Narrator: Deploying the principles and strategies of cooperation, Linda Leaks fought for housing justice in Washington, DC for 35 years. A tireless activist, an organizer and a co-op educator. The "godmother of DC Housing" helped hundreds of DC tenants become owners of their homes.
Born in 1948 in Barnesville, Georgia, Linda spent much of her childhood caring for her mother and younger brothers. As a high schooler in St Petersburg, Florida, she was unable to participate in many activities because of those family obligations. She enjoyed reading, but black children were not welcome at her neighborhood library.
Finding the segregationist environment of Florida unbearable, Linda planned a move north, looking for a city with a predominantly black community. She chose "Chocolate City", Washington, D.C.. Linda arrived in D.C. in 1978 as gentrification threatened the homes of thousands of longtime black residents. She found an affordable apartment in a poorly maintained complex in the northeast quadrant of the city. The decrepit condition of her new home motivated her to start organizing.
In 1982, she co-founded a collective house with three other black women known as the T Street Collective. The house became a hub of black feminist organizing as she studied for a degree in mass media arts from the University of the District of Columbia. Linda worked as a janitor in a federal office building and later as an office administrator. She also completed a master's degree in community economic development from Southern New Hampshire University in 1987. Linda secured her first job as a tenant organizer while seeking assistance for her own building. Washington Inner-City Self Help, or WISH, was formed in 1975 to protect a dwindling supply of affordable homes in the city. WISH organizers talked with Linda about limited equity, housing co-ops, and she was quick to see the benefits.
Soon after, Linda joined the WISH staff and began a career as a housing justice warrior. Linda focused on buildings with predominantly black residents. She advocated for tenants before D.C. City Council, demanding that landlords be cited and fined for neglecting their buildings. She encouraged tenants to take the fight right to landlord's neighborhoods, organizing demonstrations to shame them where they lived. Working with tenant groups with names such as the Last Holdouts, and We Shall Not Be Moved, Linda educated residents about their right of first refusal and helped them form cooperatives to become owners.
In 1989, tenants of Capitol View Plaza sought help from WISH through a federal housing program meant to encourage public housing tenants to become invested in their homes. Capitol View residents had been promised the right to buy their homes. A bit of their rent, they were told, would be held toward the purchase, but the opportunity never came and the program was canceled; tenants were never informed. Linda stepped in. She helped members form an association and showed them how to force government officials to pay attention, even arranging for school bus rides down to government offices. Eventually, the tenants prevailed, securing $3 million in federal funding to rehabilitate their buildings. Renamed as Southern Homes and Gardens Cooperative, the co-op became the first housing cooperative in the United States formed by public housing tenants.

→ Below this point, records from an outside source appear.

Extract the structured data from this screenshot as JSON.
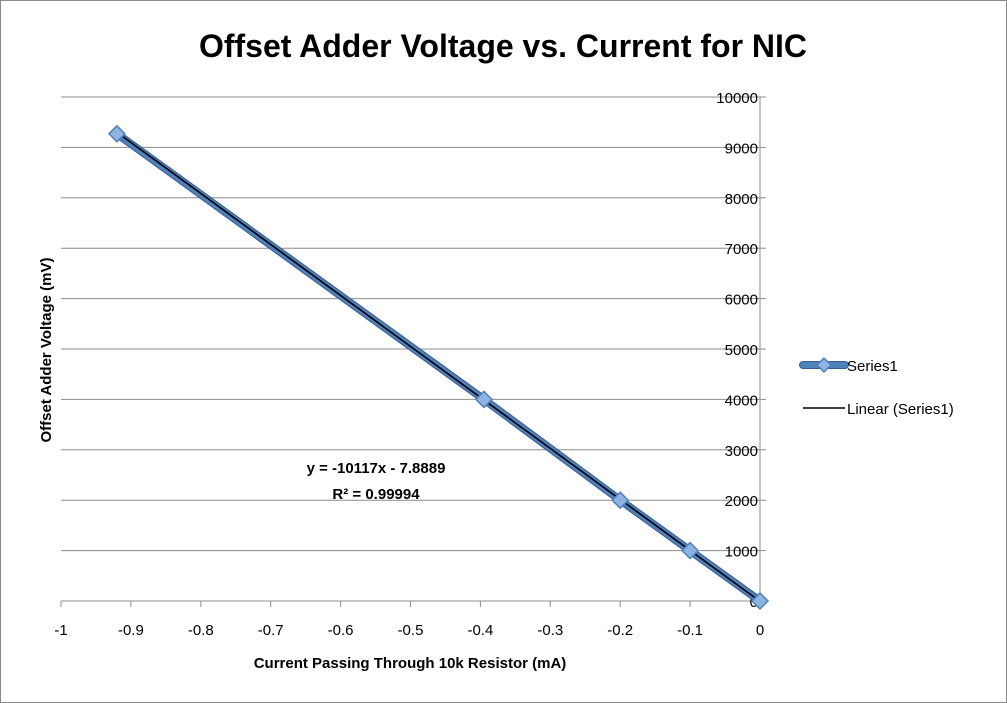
{
  "chart_data": {
    "type": "scatter",
    "title": "Offset Adder Voltage vs. Current for NIC",
    "xlabel": "Current Passing Through 10k Resistor (mA)",
    "ylabel": "Offset Adder Voltage (mV)",
    "xlim": [
      -1,
      0
    ],
    "ylim": [
      0,
      10000
    ],
    "x_ticks": [
      -1,
      -0.9,
      -0.8,
      -0.7,
      -0.6,
      -0.5,
      -0.4,
      -0.3,
      -0.2,
      -0.1,
      0
    ],
    "x_tick_labels": [
      "-1",
      "-0.9",
      "-0.8",
      "-0.7",
      "-0.6",
      "-0.5",
      "-0.4",
      "-0.3",
      "-0.2",
      "-0.1",
      "0"
    ],
    "y_ticks": [
      0,
      1000,
      2000,
      3000,
      4000,
      5000,
      6000,
      7000,
      8000,
      9000,
      10000
    ],
    "y_tick_labels": [
      "0",
      "1000",
      "2000",
      "3000",
      "4000",
      "5000",
      "6000",
      "7000",
      "8000",
      "9000",
      "10000"
    ],
    "y_axis_side": "right",
    "grid": "horizontal",
    "series": [
      {
        "name": "Series1",
        "style": "line-with-diamond-markers",
        "color": "#4f81bd",
        "x": [
          0,
          -0.1,
          -0.2,
          -0.395,
          -0.92
        ],
        "y": [
          0,
          1000,
          2000,
          4000,
          9270
        ]
      }
    ],
    "trendline": {
      "name": "Linear (Series1)",
      "color": "#000000",
      "slope": -10117,
      "intercept": -7.8889,
      "x_range": [
        -0.92,
        0
      ]
    },
    "annotation": {
      "equation": "y = -10117x - 7.8889",
      "r_squared": "R² = 0.99994"
    },
    "legend_placement": "right"
  }
}
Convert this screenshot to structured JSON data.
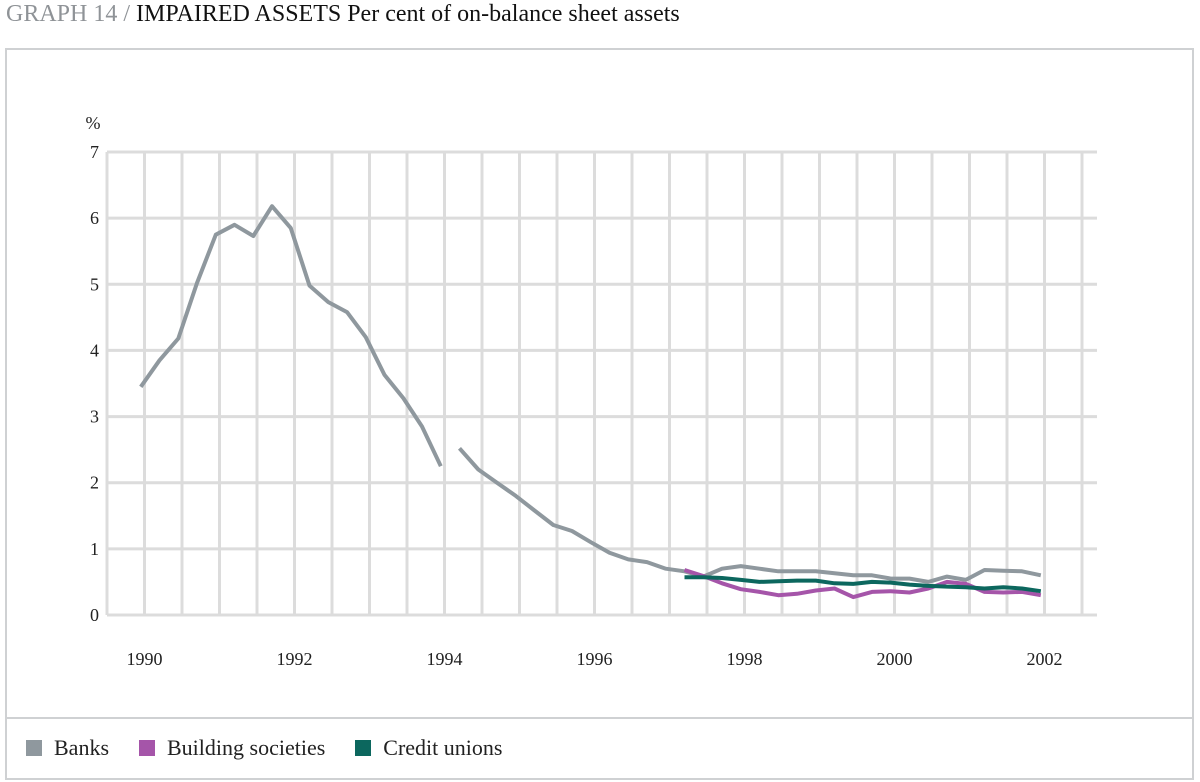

As she worked to secure co-op ownership for tenants, Linda developed more than 30 educational programs to help renters transition to owners. Being a co-op educator was a role she treasured. "I love that above anything else:" she once said, "to teach people how to own their own cooperative housing." Linda was also a co-op innovator. She imagined management and janitorial cooperatives to service the new co-ops, and developed plans to create them. She helped form a co-op for social justice advocates called the Ella Jo Baker Intentional Cooperative. It's where she lives today.
In 1992, Linda traveled to Johannesburg to begin her life's proudest work, supporting the development of the first post-apartheid housing cooperatives in South Africa. Linda and her colleagues helped the residents of seven buildings in three neighborhoods form cooperatives and buy their homes.
Linda Leakes demonstrated the good that a serious, selfless, determined advocate can do in a needful community. Her strength as an organizer, innovator and co-op visionary secured the homes of hundreds of longtime D.C. residents for working tirelessly on behalf of people she considered her neighbors and friends. We honor her with induction into the Cooperative Hall of Fame.